If You’re Struggling To Get Your Small Site Indexed, John Mueller May Have the Answer: On a recent Search Central SEO office-hours hangout, an eCommerce publisher asked Google’s John Mueller why their pages were not being indexed. At just 500 pages, the user’s eCommerce site was a small one. Mueller explained that site promotion is important for a small site that needs indexing because, in certain instances, Google needs some “encouragement.” Promotion in the form of paid search, leveraging social media followers or other means of advertising to attract visitors can give Google the impetus it needs to stick around and explore for a while. Though it sounds like a challenging task, it’s not. Mueller stressed that it doesn’t take much to get Google to crawl a small website – just a few backlinks is more than enough.

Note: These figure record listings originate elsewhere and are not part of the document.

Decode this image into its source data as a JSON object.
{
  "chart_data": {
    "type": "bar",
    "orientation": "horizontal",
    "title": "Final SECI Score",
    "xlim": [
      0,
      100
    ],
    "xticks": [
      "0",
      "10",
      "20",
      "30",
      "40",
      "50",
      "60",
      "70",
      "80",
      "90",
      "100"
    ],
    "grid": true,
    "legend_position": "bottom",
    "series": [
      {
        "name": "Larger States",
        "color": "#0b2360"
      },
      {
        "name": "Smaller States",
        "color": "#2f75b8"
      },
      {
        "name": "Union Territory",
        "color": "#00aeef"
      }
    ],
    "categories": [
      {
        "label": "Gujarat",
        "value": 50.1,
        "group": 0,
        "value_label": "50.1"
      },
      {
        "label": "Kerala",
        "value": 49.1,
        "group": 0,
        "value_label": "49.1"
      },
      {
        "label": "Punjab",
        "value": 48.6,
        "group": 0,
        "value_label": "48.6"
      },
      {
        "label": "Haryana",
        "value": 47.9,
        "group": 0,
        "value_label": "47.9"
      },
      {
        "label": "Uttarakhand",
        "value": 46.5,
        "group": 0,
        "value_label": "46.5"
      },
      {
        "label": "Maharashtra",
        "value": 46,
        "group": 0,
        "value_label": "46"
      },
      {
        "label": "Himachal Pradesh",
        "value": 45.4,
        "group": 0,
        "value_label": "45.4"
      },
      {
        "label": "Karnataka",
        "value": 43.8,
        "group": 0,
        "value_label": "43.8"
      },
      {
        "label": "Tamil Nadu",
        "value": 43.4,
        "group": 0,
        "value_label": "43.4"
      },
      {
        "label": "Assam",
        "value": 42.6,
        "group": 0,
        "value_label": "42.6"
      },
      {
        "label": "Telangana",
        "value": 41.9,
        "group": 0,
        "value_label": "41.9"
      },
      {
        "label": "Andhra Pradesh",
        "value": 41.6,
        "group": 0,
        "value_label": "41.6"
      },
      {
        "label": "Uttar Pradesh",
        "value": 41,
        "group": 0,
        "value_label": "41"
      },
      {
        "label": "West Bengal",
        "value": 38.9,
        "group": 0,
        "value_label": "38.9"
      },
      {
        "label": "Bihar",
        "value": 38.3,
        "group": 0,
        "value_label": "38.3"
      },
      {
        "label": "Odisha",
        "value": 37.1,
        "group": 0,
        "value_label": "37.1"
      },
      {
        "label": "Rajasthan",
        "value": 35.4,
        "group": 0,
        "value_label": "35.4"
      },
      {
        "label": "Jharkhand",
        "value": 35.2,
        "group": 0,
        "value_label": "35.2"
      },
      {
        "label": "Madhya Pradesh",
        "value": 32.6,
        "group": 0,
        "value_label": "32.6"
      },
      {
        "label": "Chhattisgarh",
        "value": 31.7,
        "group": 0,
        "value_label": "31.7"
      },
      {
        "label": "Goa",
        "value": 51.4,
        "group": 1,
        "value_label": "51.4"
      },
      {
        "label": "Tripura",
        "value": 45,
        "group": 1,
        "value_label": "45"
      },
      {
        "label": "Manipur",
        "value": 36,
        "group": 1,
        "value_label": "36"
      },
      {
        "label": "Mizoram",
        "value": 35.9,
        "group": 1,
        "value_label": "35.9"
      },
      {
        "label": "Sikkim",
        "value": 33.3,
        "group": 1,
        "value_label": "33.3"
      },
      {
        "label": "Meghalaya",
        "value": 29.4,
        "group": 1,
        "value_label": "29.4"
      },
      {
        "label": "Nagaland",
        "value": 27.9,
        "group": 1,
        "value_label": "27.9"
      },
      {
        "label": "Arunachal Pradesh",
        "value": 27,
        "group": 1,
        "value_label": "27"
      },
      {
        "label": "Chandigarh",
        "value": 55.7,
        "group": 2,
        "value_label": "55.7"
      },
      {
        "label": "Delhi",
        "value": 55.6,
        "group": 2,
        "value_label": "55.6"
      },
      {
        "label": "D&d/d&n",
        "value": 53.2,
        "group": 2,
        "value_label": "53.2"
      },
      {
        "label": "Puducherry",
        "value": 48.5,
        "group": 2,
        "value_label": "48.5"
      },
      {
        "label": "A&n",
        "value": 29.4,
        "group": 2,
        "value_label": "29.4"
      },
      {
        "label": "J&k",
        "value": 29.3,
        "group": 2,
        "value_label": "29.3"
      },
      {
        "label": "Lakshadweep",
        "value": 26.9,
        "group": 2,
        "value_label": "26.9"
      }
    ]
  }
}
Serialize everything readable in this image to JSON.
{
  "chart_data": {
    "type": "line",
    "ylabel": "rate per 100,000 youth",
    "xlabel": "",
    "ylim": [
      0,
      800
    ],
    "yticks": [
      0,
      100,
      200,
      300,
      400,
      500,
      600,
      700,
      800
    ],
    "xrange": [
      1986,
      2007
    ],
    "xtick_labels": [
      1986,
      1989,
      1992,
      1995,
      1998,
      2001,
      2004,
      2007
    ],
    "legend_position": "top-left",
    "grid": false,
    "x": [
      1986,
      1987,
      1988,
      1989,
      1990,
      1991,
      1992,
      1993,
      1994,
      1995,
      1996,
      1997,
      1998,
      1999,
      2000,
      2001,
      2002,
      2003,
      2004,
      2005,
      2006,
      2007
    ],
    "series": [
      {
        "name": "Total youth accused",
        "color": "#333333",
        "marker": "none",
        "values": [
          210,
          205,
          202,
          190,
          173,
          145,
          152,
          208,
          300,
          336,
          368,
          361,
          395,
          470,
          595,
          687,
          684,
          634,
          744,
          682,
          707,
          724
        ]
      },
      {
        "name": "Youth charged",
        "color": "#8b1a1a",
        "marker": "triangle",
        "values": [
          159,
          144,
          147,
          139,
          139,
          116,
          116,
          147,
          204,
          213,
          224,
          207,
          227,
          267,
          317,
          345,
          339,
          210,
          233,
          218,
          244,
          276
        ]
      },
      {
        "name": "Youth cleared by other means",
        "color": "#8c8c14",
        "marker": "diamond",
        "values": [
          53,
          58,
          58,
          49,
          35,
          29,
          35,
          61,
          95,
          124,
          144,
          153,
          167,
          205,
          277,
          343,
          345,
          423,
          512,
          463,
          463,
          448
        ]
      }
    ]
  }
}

Here Are a Few Vital Tips for Technical SEO Practitioners and Website Developers From Google I/O: Last week, everyone was so caught up in the fascinating new features Google announced at its I/O conference that we ignored the technical SEO tidbits that matter just as much. A Search Engine Land article by Detlef Johnson does an excellent job of summarizing announcements made by the Chrome team in the “What’s New for the Web Platform” keynote. The blog lists a slew of new security features and progressive web app features introduced by Google’s Ben Galbraith and Dion Almaer. Check out the article to find out about these technologies (most of which are already available). Taking them into account right now is yet another way to make sure you’re on the right side of history when the Page Experience update launches and technical SEO matters more than ever.
The Google Marketing Livestream Has Introduced Several Brand-New Features and Future Rollouts: Advertisers, take note! Several important announcements were made on Thursday’s Google Marketing Livestream Keynote. Many focused on privacy and FLoC – something that will affect advertisers greatly in the months to come. With first-party data set to become even more valuable, Google said custom audiences will roll out to almost all advertisers, and certain restrictions around who is eligible to use these custom audiences will be dropped. Automation is another focus for the future of Google Ads. Two automated tools which have been well-received – the Target ROAS bid strategy and Performance Max – will be expanding to additional channels. And, to stand out on search engine results pages (SERPs), advertisers will now be able to include images with their Search ads. There’s plenty more where these came from, so set aside an hour to watch the livestream for yourself.